Касдан ответил наугад, в винах он ничего не смыслил. И уж тем более нечего было рассчитывать на любителя косяков, который, словно собака, нерешительно обнюхивал свой бокал.
— Чем я могу вам помочь? — спросил швед.
Касдан заговорил о деле, изо всех сил стараясь обходить истинную цель их поисков. Из его речи следовало, что они занимались убийством, «возможно» связанным с палачами чилийской хунты, «возможно» укрывшимися во Франции…
Ничуть не удивившись, Хансен спросил:
— Вы можете назвать имена?
— Давайте начнем с Вильгельма Гетца.
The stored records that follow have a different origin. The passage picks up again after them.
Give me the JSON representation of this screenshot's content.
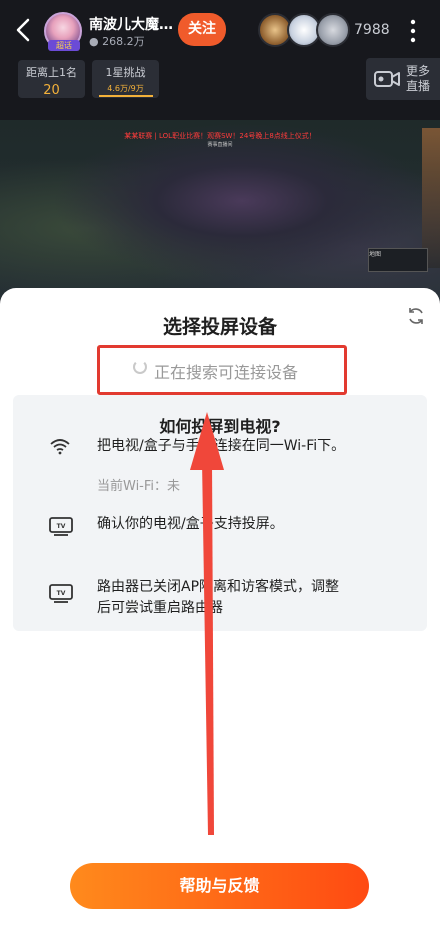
{
  "header": {
    "streamer_name": "南波儿大魔…",
    "fans_count": "268.2万",
    "follow_label": "关注",
    "viewer_count": "7988",
    "avatar_badge": "超话"
  },
  "stats": [
    {
      "title": "距离上1名",
      "value": "20"
    },
    {
      "title": "1星挑战",
      "value": "4.6万/9万"
    }
  ],
  "more_live": {
    "label_line1": "更多",
    "label_line2": "直播"
  },
  "video": {
    "banner": "某某联赛 | LOL职业比赛！观赛SW！24号晚上8点线上仪式！",
    "banner_sub": "赛事直播间",
    "minimap_label": "地图"
  },
  "cast_sheet": {
    "title": "选择投屏设备",
    "searching_text": "正在搜索可连接设备",
    "help": {
      "title": "如何投屏到电视?",
      "items": [
        {
          "icon": "wifi-icon",
          "text": "把电视/盒子与手机连接在同一Wi-Fi下。"
        },
        {
          "icon": "tv-icon",
          "text": "确认你的电视/盒子支持投屏。"
        },
        {
          "icon": "tv-icon",
          "text_line1": "路由器已关闭AP隔离和访客模式，调整",
          "text_line2": "后可尝试重启路由器"
        }
      ],
      "current_wifi": "当前Wi-Fi：未"
    },
    "feedback_button": "帮助与反馈"
  },
  "colors": {
    "accent": "#f05b2b",
    "highlight_box": "#e23a30",
    "button_gradient_start": "#ff8a1c",
    "button_gradient_end": "#ff4a12"
  }
}
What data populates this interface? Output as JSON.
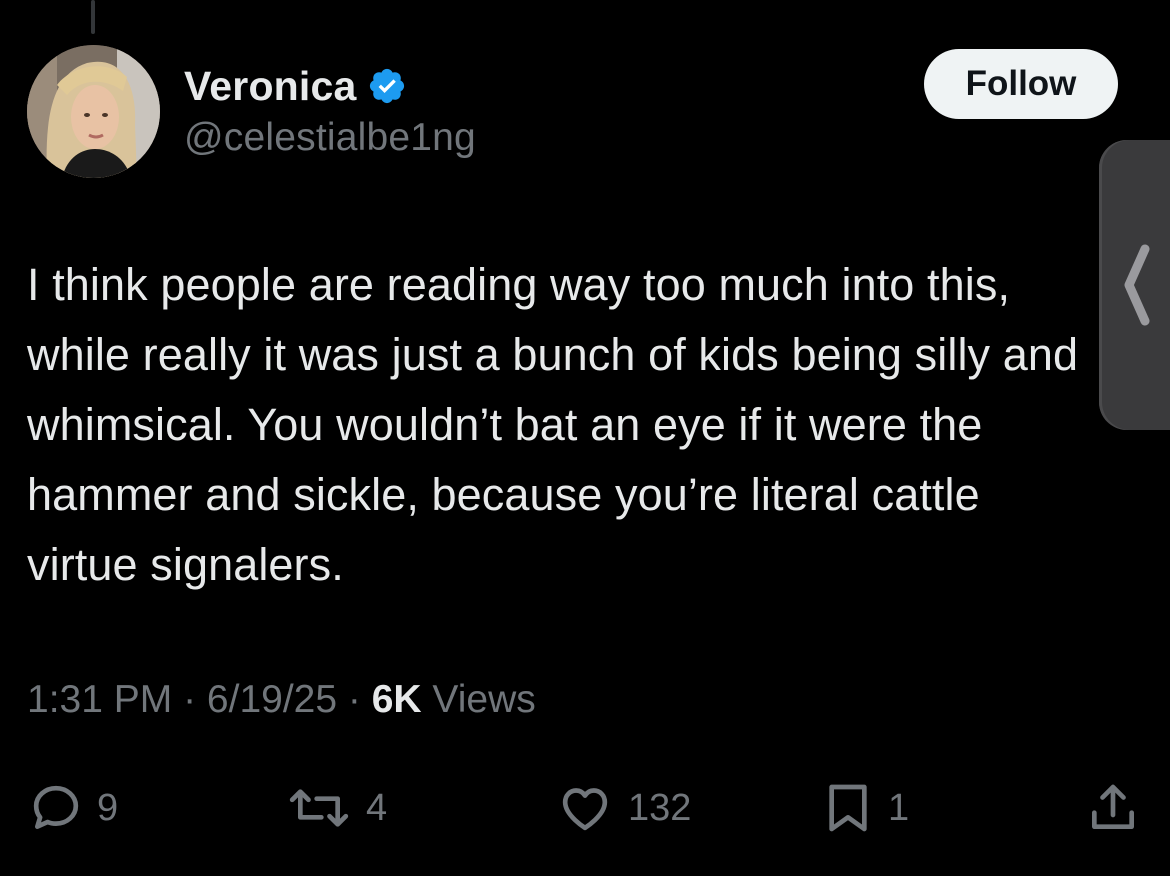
{
  "author": {
    "display_name": "Veronica",
    "handle": "@celestialbe1ng",
    "verified": true
  },
  "follow_button": {
    "label": "Follow"
  },
  "tweet": {
    "text": "I think people are reading way too much into this, while really it was just a bunch of kids being silly and whimsical. You wouldn’t bat an eye if it were the hammer and sickle, because you’re literal cattle virtue signalers.",
    "time": "1:31 PM",
    "date": "6/19/25",
    "separator": " · ",
    "views_count": "6K",
    "views_label": " Views"
  },
  "actions": {
    "replies": "9",
    "reposts": "4",
    "likes": "132",
    "bookmarks": "1"
  },
  "icons": {
    "reply": "reply-icon",
    "repost": "repost-icon",
    "like": "heart-icon",
    "bookmark": "bookmark-icon",
    "share": "share-icon",
    "verified": "verified-badge-icon",
    "side_tab": "chevron-left-icon"
  },
  "colors": {
    "background": "#000000",
    "text_primary": "#e7e9ea",
    "text_secondary": "#71767b",
    "verified_blue": "#1d9bf0",
    "follow_bg": "#eff3f4"
  }
}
Уже двадцать лет как он в Париже.
Хансен подскочил и дрожащим голосом произнес:
— У вас есть фотография?
Касдан вынул снимок, который тайком взял в администрации храма. Швед пристально вгляделся в него и мгновенно переменился в лице. Черты его заострились. Резче обозначились глаза, морщины, губы. Затем кожа посерела, стала тусклой и слилась с бородой. Хансен превращался в статую командора.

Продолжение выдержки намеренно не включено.